Evaluating a minimax tree
The strategy behind the Minimax algorithm is that the computer assumes that both players will play to the best of their ability. So, if the opponent has the choice of a bad move or a good move, the computer will have the opponent choose the good move.
This simple and relatively obvious concept is the secret behind the minimax tree. Let's say the computer was programmed to play as Max. The best move or series of moves for the computer to make are those moves that result in the highest point value, no matter what Min does. Min will obviously try to choose the moves that result in the lowest point value.
In a sense, the bottom nodes of the tree are the only ones that need to be evaluated for a positional value, because they are the end product. Let's say the bottom nodes are always a position in which it is Max's turn to play. The computer would assume that Min would play the lowest-point move as possible, so the minimax value of any Max node would be equivalent to the point value of Min's lowest-point child node.

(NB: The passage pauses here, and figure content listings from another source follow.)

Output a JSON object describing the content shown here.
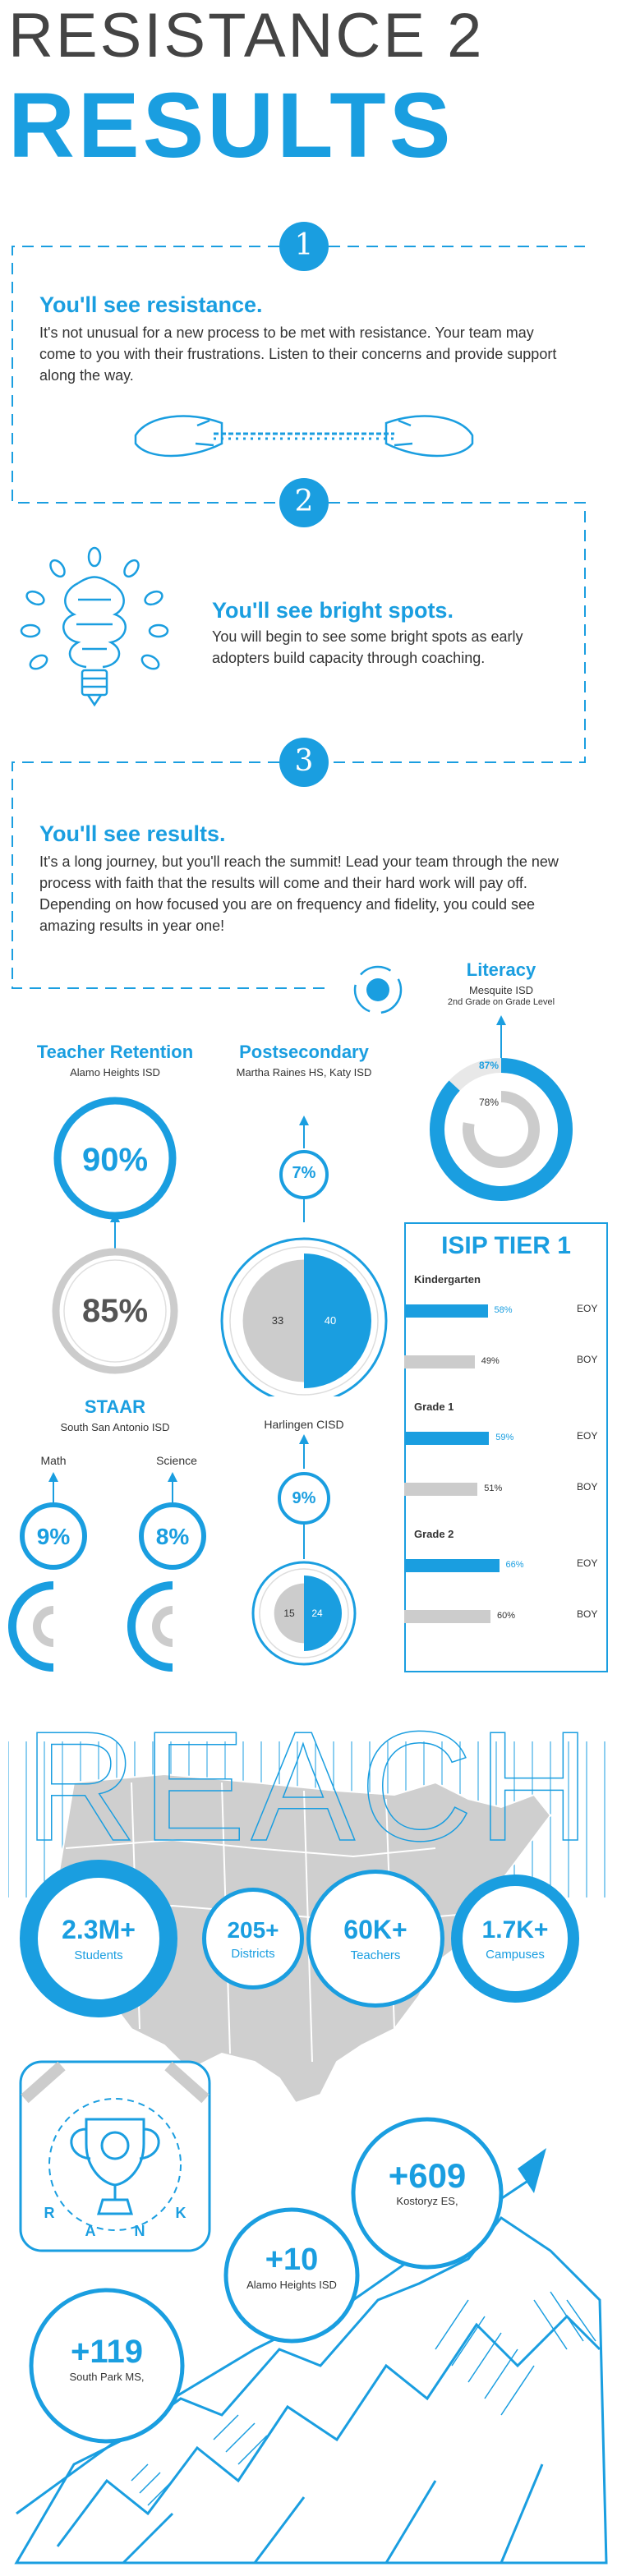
{
  "header": {
    "line1": "RESISTANCE 2",
    "line2": "RESULTS"
  },
  "steps": [
    {
      "number": "1",
      "title": "You'll see resistance.",
      "body": "It's not unusual for a new process to be met with resistance. Your team may come to you with their frustrations. Listen to their concerns and provide support along the way."
    },
    {
      "number": "2",
      "title": "You'll see bright spots.",
      "body": "You will begin to see some bright spots as early adopters build capacity through coaching."
    },
    {
      "number": "3",
      "title": "You'll see results.",
      "body": "It's a long journey, but you'll reach the summit! Lead your team through the new process with faith that the results will come and their hard work will pay off. Depending on how focused you  are on frequency and fidelity, you could see amazing results in year one!"
    }
  ],
  "literacy": {
    "title": "Literacy",
    "district": "Mesquite ISD",
    "level": "2nd Grade on Grade Level",
    "value_a": 87,
    "value_a_label": "87%",
    "value_b": 78,
    "value_b_label": "78%"
  },
  "teacher_retention": {
    "title": "Teacher Retention",
    "district": "Alamo Heights ISD",
    "after": "90%",
    "before": "85%"
  },
  "postsecondary": {
    "title": "Postsecondary",
    "school": "Martha Raines HS, Katy ISD",
    "increase": "7%",
    "left_value": 33,
    "left_label": "33",
    "right_value": 40,
    "right_label": "40",
    "second_school": "Harlingen CISD",
    "increase2": "9%",
    "left_value2": 15,
    "left_label2": "15",
    "right_value2": 24,
    "right_label2": "24"
  },
  "staar": {
    "title": "STAAR",
    "district": "South San Antonio ISD",
    "math_label": "Math",
    "math_value": "9%",
    "science_label": "Science",
    "science_value": "8%"
  },
  "isip": {
    "title": "ISIP TIER 1",
    "groups": [
      {
        "name": "Kindergarten",
        "eoy": 58,
        "eoy_label": "58%",
        "boy": 49,
        "boy_label": "49%"
      },
      {
        "name": "Grade 1",
        "eoy": 59,
        "eoy_label": "59%",
        "boy": 51,
        "boy_label": "51%"
      },
      {
        "name": "Grade 2",
        "eoy": 66,
        "eoy_label": "66%",
        "boy": 60,
        "boy_label": "60%"
      }
    ],
    "eoy_tag": "EOY",
    "boy_tag": "BOY"
  },
  "reach": {
    "title": "REACH",
    "stats": [
      {
        "value": "2.3M+",
        "label": "Students"
      },
      {
        "value": "205+",
        "label": "Districts"
      },
      {
        "value": "60K+",
        "label": "Teachers"
      },
      {
        "value": "1.7K+",
        "label": "Campuses"
      }
    ]
  },
  "rank": {
    "letters": [
      "R",
      "A",
      "N",
      "K"
    ],
    "items": [
      {
        "value": "+119",
        "label": "South Park MS,"
      },
      {
        "value": "+10",
        "label": "Alamo Heights ISD"
      },
      {
        "value": "+609",
        "label": "Kostoryz ES,"
      }
    ]
  },
  "colors": {
    "accent": "#1a9ee0",
    "gray": "#cccccc",
    "text": "#333333"
  }
}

In the end, the computer's strength comes from the computer's ability to evaluate a position, and how deep the computer can read, just like in human board game playing. A chess grandmaster would often be able to evaluate slight differences better than an amateur, and the grandmaster will also be able to look ahead further. So, the computer looks ahead as far as it can, and it won't play grossly bad moves because it will see the crushing response from its opponent.
There are many algorithms that will help the efficiency of the Minimax tree search. One such algorithm is called Alpha-Beta Tree pruning. In a search using the Alpha-Beta pruning technique, the computer only has to search approximately the square root of the number of nodes it would have searched without the technique. Thus, when the computer would normally examine 400 nodes, the new program might only examine 20.
Other tools include the Transposition table, which records the results of searches in a small, fast table. Often, the same positions can be reached with a different sequence of moves. These two positions are said to transpose to each other. The table helps the computer recognize a board position it has already examined, and thus save time at the expense of memory.
Together, these techniques allow the computer to search through many, many nodes and thus simulate tactical thought. Although other techniques are coming into the spotlight (noticeably Neural Networks), the minimax tree is at the heart of the best programs.